Ceux qui ne pouvaient en approcher imaginèrent de crier qu'elle était empoisonnée. Ce stratagème leur réussit: les plus altérés eux-mêmes s'éloignèrent, et la citerne resta aux mieux avisés.

Au milieu de la nuit, une sentinelle crut voir un Arabe, et fit feu; l'alerte se répand partout, chacun se lève, et sans réfléchir que l'on n'avait pu rectifier la position des troupes à cause de l'obscurité de la veille, chaque soldat fait feu devant lui. De grands malheurs auraient pu résulter de cette terreur, qui n'eut de suites fâcheuses que la perte de la plus grande partie de nos chevaux.

Le pays étant totalement dépourvu de bois, on n'avait pu les attacher; ils étaient d'ailleurs si fatigués qu'il n'était pas bien nécessaire d'y songer. Ils étaient donc en liberté quand cette fusillade commença; ils prirent l'épouvante et s'enfuirent sans qu'on pût les suivre. L'artillerie ne sauva que ceux qui étaient restés attelés; mais ceux de devant, que l'on avait dételés pour les faire manger en les mettant nez à nez avec ceux de derrière, furent perdus ainsi que la presque totalité de ceux de la cavalerie et de l'état-major, jusqu'à celui que montait le général Desaix.

Ceux de ces animaux qui ne furent pas pris par les Arabes qui rôdaient autour de nous, allèrent, par un instinct naturel, dans la direction du Nil (vers Rosette), où la division du général Dugua, qui y était déjà arrivée, les recueillit et nous les rendit quelques jours après. Elle avait été bien inquiète en voyant arriver cette déroute de chevaux tout sellés et harnachés; elle crut qu'il nous était arrivé un grand malheur.

Le lendemain matin de cette aventure, nous étions dans une position pénible; on pouvait faire aisément le sacrifice de tous les chevaux de monture; mais il n'en était pas de même de ceux de trait de l'artillerie; aussi prit-on d'autorité les chevaux de tous ceux qui les avaient sauvés; et pour imposer par l'exemple, le général Desaix donna le seul qu'il avait conservé.
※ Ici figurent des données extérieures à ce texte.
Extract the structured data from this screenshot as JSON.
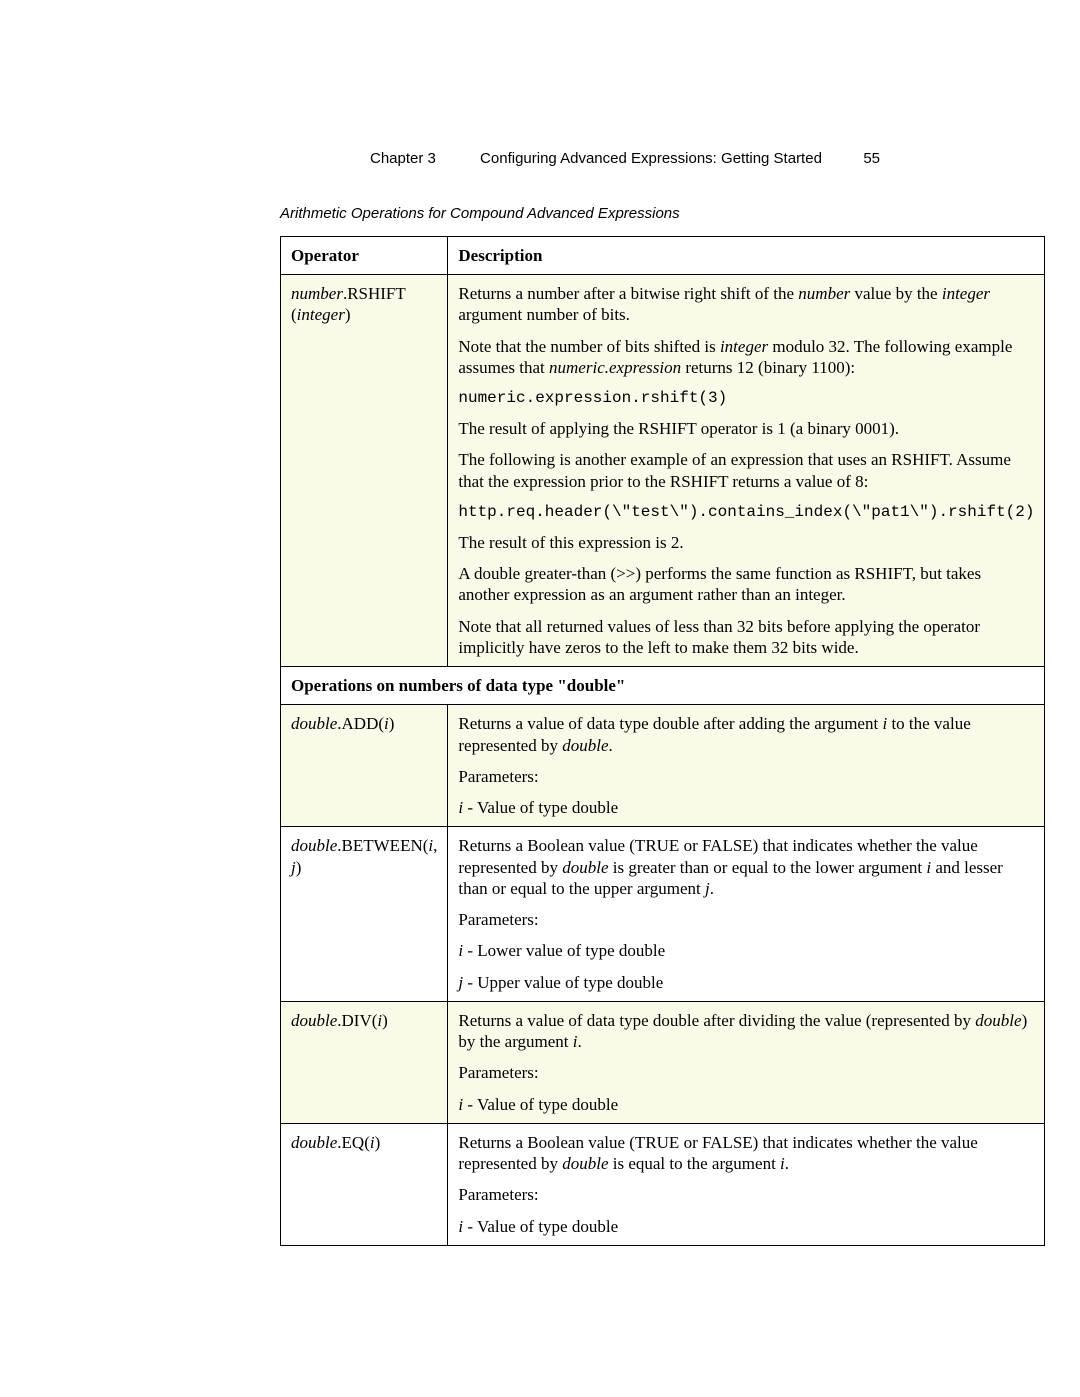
{
  "header": {
    "chapter": "Chapter 3",
    "title": "Configuring Advanced Expressions: Getting Started",
    "page_number": "55"
  },
  "caption": "Arithmetic Operations for Compound Advanced Expressions",
  "columns": {
    "operator": "Operator",
    "description": "Description"
  },
  "rshift": {
    "op_italic": "number",
    "op_suffix": ".RSHIFT",
    "op_line2_open": "(",
    "op_line2_italic": "integer",
    "op_line2_close": ")",
    "p1a": "Returns a number after a bitwise right shift of the ",
    "p1_number": "number",
    "p1b": " value by the ",
    "p1_integer": "integer",
    "p1c": " argument number of bits.",
    "p2a": "Note that the number of bits shifted is ",
    "p2_integer": "integer",
    "p2b": " modulo 32. The following example assumes that ",
    "p2_expr": "numeric.expression",
    "p2c": " returns 12 (binary 1100):",
    "code1": "numeric.expression.rshift(3)",
    "p3": "The result of applying the RSHIFT operator is 1 (a binary 0001).",
    "p4": "The following is another example of an expression that uses an RSHIFT. Assume that the expression prior to the RSHIFT returns a value of 8:",
    "code2": "http.req.header(\\\"test\\\").contains_index(\\\"pat1\\\").rshift(2)",
    "p5": "The result of this expression is 2.",
    "p6": "A double greater-than (>>) performs the same function as RSHIFT, but takes another expression as an argument rather than an integer.",
    "p7": "Note that all returned values of less than 32 bits before applying the operator implicitly have zeros to the left to make them 32 bits wide."
  },
  "section": "Operations on numbers of data type \"double\"",
  "add": {
    "op_pre": "double",
    "op_mid": ".ADD(",
    "op_arg": "i",
    "op_post": ")",
    "p1a": "Returns a value of data type double after adding the argument ",
    "p1_i": "i",
    "p1b": " to the value represented by ",
    "p1_double": "double",
    "p1c": ".",
    "p2": "Parameters:",
    "p3_i": "i",
    "p3b": " - Value of type double"
  },
  "between": {
    "op_pre": "double",
    "op_mid1": ".BETWEEN(",
    "op_i": "i",
    "op_sep": ", ",
    "op_j": "j",
    "op_post": ")",
    "p1a": "Returns a Boolean value (TRUE or FALSE) that indicates whether the value represented by ",
    "p1_double": "double",
    "p1b": " is greater than or equal to the lower argument ",
    "p1_i": "i",
    "p1c": " and lesser than or equal to the upper argument ",
    "p1_j": "j",
    "p1d": ".",
    "p2": "Parameters:",
    "p3_i": "i",
    "p3b": " - Lower value of type double",
    "p4_j": "j",
    "p4b": " - Upper value of type double"
  },
  "div": {
    "op_pre": "double",
    "op_mid": ".DIV(",
    "op_arg": "i",
    "op_post": ")",
    "p1a": "Returns a value of data type double after dividing the value (represented by ",
    "p1_double": "double",
    "p1b": ") by the argument ",
    "p1_i": "i",
    "p1c": ".",
    "p2": "Parameters:",
    "p3_i": "i",
    "p3b": " - Value of type double"
  },
  "eq": {
    "op_pre": "double",
    "op_mid": ".EQ(",
    "op_arg": "i",
    "op_post": ")",
    "p1a": "Returns a Boolean value (TRUE or FALSE) that indicates whether the value represented by ",
    "p1_double": "double",
    "p1b": " is equal to the argument ",
    "p1_i": "i",
    "p1c": ".",
    "p2": "Parameters:",
    "p3_i": "i",
    "p3b": " - Value of type double"
  }
}
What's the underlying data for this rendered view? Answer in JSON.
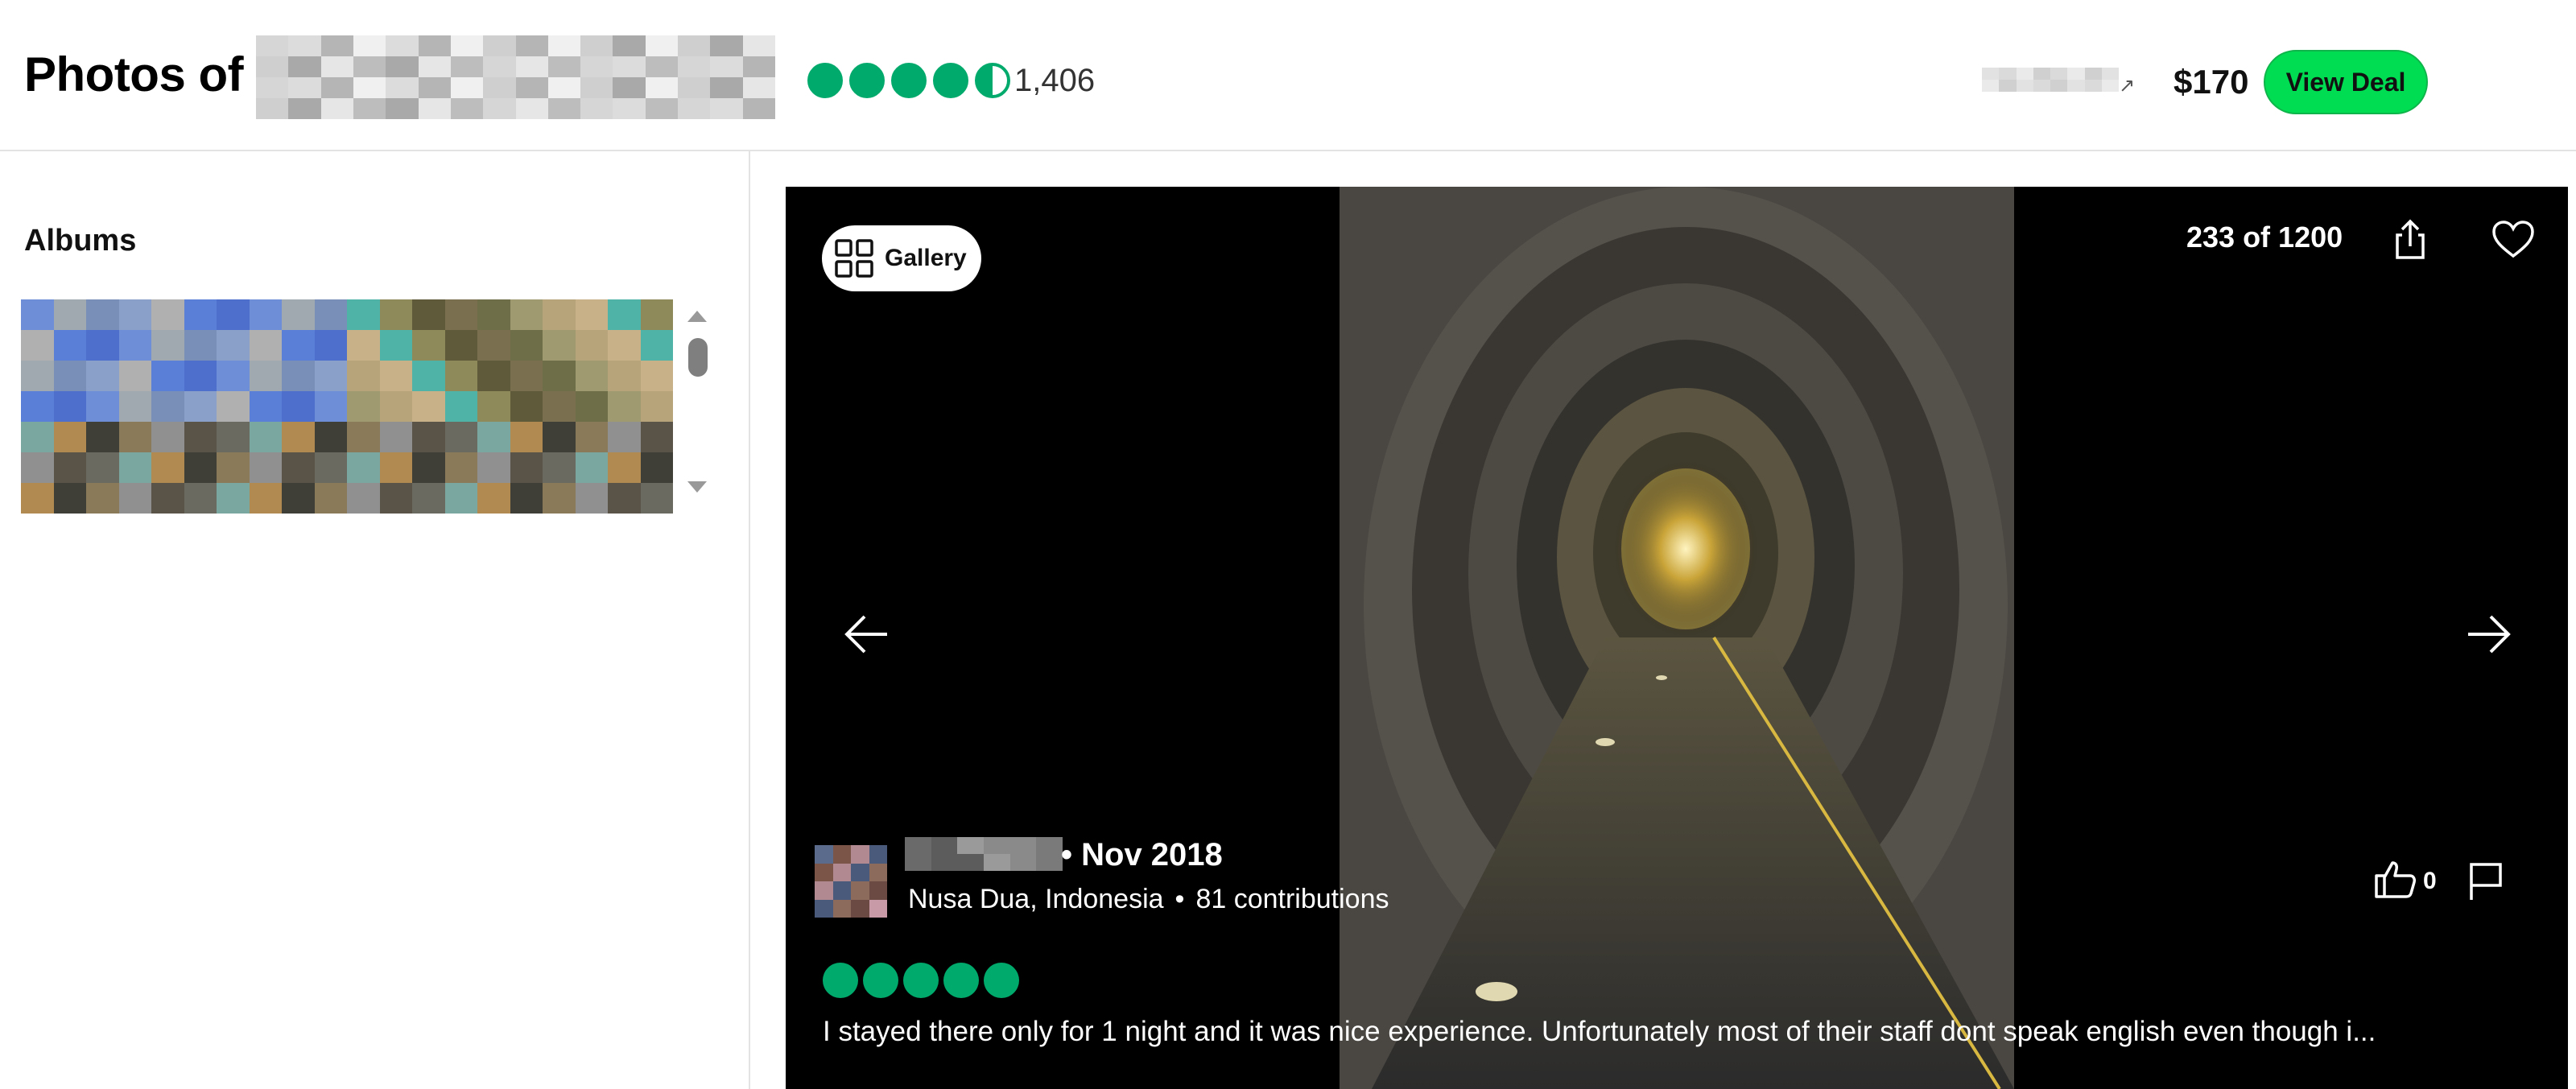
{
  "header": {
    "title": "Photos of",
    "review_count": "1,406",
    "rating_bubbles": 4.5,
    "price": "$170",
    "deal_button": "View Deal"
  },
  "sidebar": {
    "albums_title": "Albums"
  },
  "viewer": {
    "gallery_label": "Gallery",
    "counter": "233 of 1200",
    "review": {
      "date": "• Nov 2018",
      "location": "Nusa Dua, Indonesia",
      "separator": "•",
      "contributions": "81 contributions",
      "likes": "0",
      "rating_bubbles": 5,
      "text": "I stayed there only for 1 night and it was nice experience. Unfortunately most of their staff dont speak english even though i..."
    }
  },
  "colors": {
    "brand_green": "#00aa6c",
    "deal_button": "#00dd52"
  },
  "icons": [
    "external-link-icon",
    "gallery-grid-icon",
    "share-icon",
    "heart-icon",
    "arrow-left-icon",
    "arrow-right-icon",
    "thumbs-up-icon",
    "flag-icon"
  ]
}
L'artillerie avait heureusement une voiture chargée de harnais qui devinrent d'un secours inappréciable dans cette circonstance, en sorte que tant bien que mal on se remit en état de marcher.

Avant de quitter cette position, nous entrâmes dans le petit village d'El-Kaffer, que ses habitans ont entouré d'une muraille de briques de terre, cuites au soleil; elle a environ dix pieds de haut; elle est surmontée de créneaux, et flanquée de tours pour se défendre contre les Arabes, dont l'occupation de toute la vie est le vagabondage armé.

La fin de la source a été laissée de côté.